Phaeocollybia benzokauffmanii

Scientific classification
- Kingdom: Fungi
- Division: Basidiomycota
- Class: Agaricomycetes
- Order: Agaricales
- Family: Cortinariaceae
- Genus: Phaeocollybia
- Species: P. benzokauffmanii
- Binomial name: Phaeocollybia benzokauffmanii Norvell

= Phaeocollybia benzokauffmanii =

- Genus: Phaeocollybia
- Species: benzokauffmanii
- Authority: Norvell

Species of fungus

Phaeocollybia benzokauffmanii, commonly known as the smoky phaeo, is a species of mushroom in the genus Phaeocollybia. It is found in conifer forests, and is endemic to the Pacific Northwest.

== Description ==
The cap of Phaeocollybia benzokauffmanii is about 5-15 centimeters in diameter. It starts out conical, and expands to convex or flat with an umbo. It is slimy when wet. It is often a mix of brownish, purplish, and pinkish tones, and becomes darker brown in age. The gills can be adnexed or free. They are grayish in color, but can be more white or pinkish when young.
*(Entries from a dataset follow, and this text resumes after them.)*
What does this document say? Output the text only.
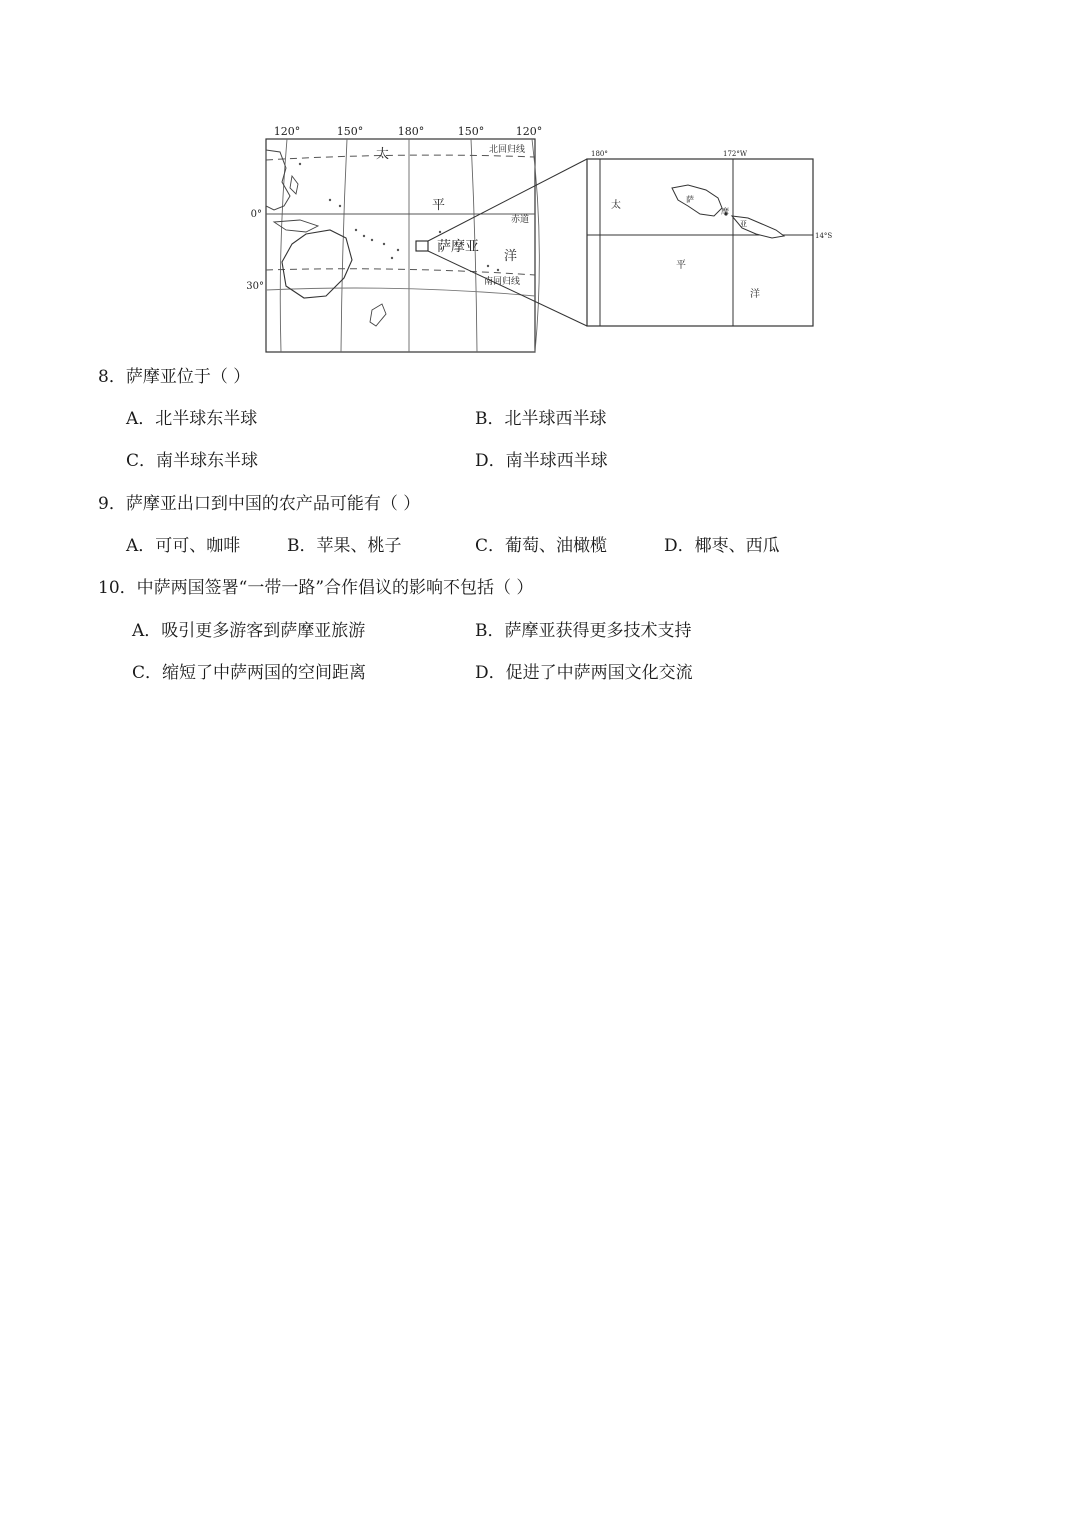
120°	150°	180°	150°	120°
0°
30°
北回归线
赤道
南回归线
太
平
洋
萨摩亚
180°	172°W
14°S
太
平
洋
萨
摩
亚
8．萨摩亚位于（ ）
A．北半球东半球	B．北半球西半球
C．南半球东半球	D．南半球西半球
9．萨摩亚出口到中国的农产品可能有（ ）
A．可可、咖啡	B．苹果、桃子	C．葡萄、油橄榄	D．椰枣、西瓜
10．中萨两国签署“一带一路”合作倡议的影响不包括（ ）
A．吸引更多游客到萨摩亚旅游	B．萨摩亚获得更多技术支持
C．缩短了中萨两国的空间距离	D．促进了中萨两国文化交流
The stipe is about 25 centimeters long, with the top 3.5-10 centimeters visible aboveground. It is about 0.7-3 centimeters wide, and tapers at the base. The spore print is yellowish brown.

=== Similar species ===
Phaeocollybia spadicea is similar to P. benzokauffmanii, but has darker colored gills and is smaller. P. oregonensis is also similar, but its stipe is pinkish at the top and its cap is grayish or grayish brown. P. redheadii is also similar, but has bigger spores and a dark or reddish brown-colored cap. P. kauffmanii is also similar to P. benzokauffmanii, but has an orangish or yellowish brown cap. The cap of P. benzokauffmanii also has less inrolled cap margins than P. kauffmanii. Both P. benzokauffmanii and P. kauffmanii are large mushrooms. However, P. benzokauffmanii tends to be larger in California, while north of there P. kauffmanii is larger.

== Habitat and ecology ==
Phaeocollybia benzokauffmanii is found in coniferous forests in the Pacific Northwest. It is mycorrhizal.